I have learned a lot about shadow work, i.e. examining our shadow side from Richard Rohr’s teachings. It means to be brutally honest with yourself and shine light in the dark corners of your soul. This can be difficult and even humiliating, but it’s usually enlightening.
Shadow boxing is helpful when unpacking our backpack. Remember to focus on radical self-acceptance. Our inner critic has a tendency to step up automatically, which makes shadow boxing something we’d rather avoid. Turn down the volume of your inner critic, accept yourself “as is” and simply do the work – sort, sift, discard.
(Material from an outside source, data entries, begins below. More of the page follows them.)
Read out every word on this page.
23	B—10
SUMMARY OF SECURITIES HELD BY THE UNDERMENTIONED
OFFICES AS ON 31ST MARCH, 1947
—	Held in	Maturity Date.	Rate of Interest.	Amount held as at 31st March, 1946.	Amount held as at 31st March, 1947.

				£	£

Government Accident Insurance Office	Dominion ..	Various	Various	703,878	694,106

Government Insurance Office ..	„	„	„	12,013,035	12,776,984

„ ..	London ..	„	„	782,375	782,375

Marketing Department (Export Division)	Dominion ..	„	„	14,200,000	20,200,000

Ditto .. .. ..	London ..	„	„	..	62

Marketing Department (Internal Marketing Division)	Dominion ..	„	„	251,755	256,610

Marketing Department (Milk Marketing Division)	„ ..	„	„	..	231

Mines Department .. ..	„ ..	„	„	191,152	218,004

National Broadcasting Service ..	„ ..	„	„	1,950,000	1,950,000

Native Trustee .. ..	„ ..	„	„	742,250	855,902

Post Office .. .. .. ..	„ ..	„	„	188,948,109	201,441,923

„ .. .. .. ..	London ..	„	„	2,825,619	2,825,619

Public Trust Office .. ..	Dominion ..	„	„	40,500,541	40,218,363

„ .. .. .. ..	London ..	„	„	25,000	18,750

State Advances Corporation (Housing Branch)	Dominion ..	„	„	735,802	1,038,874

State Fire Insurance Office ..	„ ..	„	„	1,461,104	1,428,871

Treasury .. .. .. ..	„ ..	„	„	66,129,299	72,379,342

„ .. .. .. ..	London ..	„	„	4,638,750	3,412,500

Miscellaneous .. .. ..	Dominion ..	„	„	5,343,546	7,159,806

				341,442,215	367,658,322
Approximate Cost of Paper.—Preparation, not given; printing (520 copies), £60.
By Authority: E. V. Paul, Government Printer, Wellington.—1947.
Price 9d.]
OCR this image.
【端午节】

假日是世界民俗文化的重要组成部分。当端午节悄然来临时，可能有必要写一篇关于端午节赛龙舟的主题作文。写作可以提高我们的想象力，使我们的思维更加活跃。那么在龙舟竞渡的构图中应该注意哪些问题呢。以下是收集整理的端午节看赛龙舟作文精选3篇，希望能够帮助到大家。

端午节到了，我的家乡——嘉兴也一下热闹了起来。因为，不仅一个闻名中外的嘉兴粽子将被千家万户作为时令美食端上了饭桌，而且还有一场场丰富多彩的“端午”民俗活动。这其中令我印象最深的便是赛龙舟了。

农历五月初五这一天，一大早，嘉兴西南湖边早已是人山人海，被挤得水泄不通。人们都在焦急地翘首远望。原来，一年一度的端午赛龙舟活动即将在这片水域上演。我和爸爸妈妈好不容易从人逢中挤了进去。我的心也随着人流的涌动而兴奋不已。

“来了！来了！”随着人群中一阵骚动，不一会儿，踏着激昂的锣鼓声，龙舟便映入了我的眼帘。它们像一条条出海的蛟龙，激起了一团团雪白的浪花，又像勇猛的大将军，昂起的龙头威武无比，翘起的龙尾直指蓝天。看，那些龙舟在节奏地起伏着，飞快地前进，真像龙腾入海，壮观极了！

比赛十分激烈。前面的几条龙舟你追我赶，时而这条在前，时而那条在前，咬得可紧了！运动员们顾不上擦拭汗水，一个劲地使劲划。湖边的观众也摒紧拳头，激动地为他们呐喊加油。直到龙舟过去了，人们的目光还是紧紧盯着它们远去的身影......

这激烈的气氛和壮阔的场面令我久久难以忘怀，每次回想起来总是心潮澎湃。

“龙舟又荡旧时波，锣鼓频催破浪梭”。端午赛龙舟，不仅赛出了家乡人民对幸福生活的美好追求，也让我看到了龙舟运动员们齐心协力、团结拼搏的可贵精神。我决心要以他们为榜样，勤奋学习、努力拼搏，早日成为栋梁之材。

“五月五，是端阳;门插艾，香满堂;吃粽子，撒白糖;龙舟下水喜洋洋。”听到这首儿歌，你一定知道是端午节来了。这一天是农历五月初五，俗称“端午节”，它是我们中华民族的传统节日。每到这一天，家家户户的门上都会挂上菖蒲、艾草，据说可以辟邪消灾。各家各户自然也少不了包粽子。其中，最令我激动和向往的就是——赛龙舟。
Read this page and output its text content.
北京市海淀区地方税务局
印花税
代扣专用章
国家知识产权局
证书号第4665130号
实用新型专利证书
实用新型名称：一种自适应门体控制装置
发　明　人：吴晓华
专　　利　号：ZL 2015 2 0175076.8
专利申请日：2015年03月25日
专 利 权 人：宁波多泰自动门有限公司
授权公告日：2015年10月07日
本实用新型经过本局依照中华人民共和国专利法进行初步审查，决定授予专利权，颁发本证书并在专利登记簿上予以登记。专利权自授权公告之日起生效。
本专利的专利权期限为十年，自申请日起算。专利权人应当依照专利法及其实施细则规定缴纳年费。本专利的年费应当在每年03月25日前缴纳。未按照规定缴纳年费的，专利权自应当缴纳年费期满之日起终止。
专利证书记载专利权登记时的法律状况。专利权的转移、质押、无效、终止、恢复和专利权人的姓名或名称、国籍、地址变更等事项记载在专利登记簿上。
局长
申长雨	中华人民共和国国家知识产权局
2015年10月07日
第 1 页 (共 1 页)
Anyone who has dealt with oppression, abuse, abandonment, trauma, etc. may need additional support with unpacking, often in the guidance of a skilled therapist. Others may lean on their faith, a trusted confidant, meditation. The important thing is to face our shadow, rather than escape, numb, deny, rationalize, or make excuses, etc.
While this blog post has been percolating in my mind the past several weeks, I happened to listen to a recent episode on the podcast Love Period last week. The Reverend Dr. Jacqui Lewis interviewed one of my favorites, author and activist Valarie Kaur on the topic of Travel Lightly: Downsize the Burdens You Carry.
Lewis summarized this unpacking as:
1. Feel your emotions. Don’t mask or ignore or box them away – feel all the emotions in their stormy largeness. Exercise or art or nature or music or journaling or some other cathartic activity can help us manage “feeling the feels.”
2. Learn the lessons. Emotions, especially anger, generally have something to teach us. In order to learn, we have to be willing to humbly pay attention and dig deep to the root of that emotion.
3. Practice letting go. This means extricating that chunk of burden from your backpack. It may not happen on the first try, but keep practicing. Sort, sift, discard.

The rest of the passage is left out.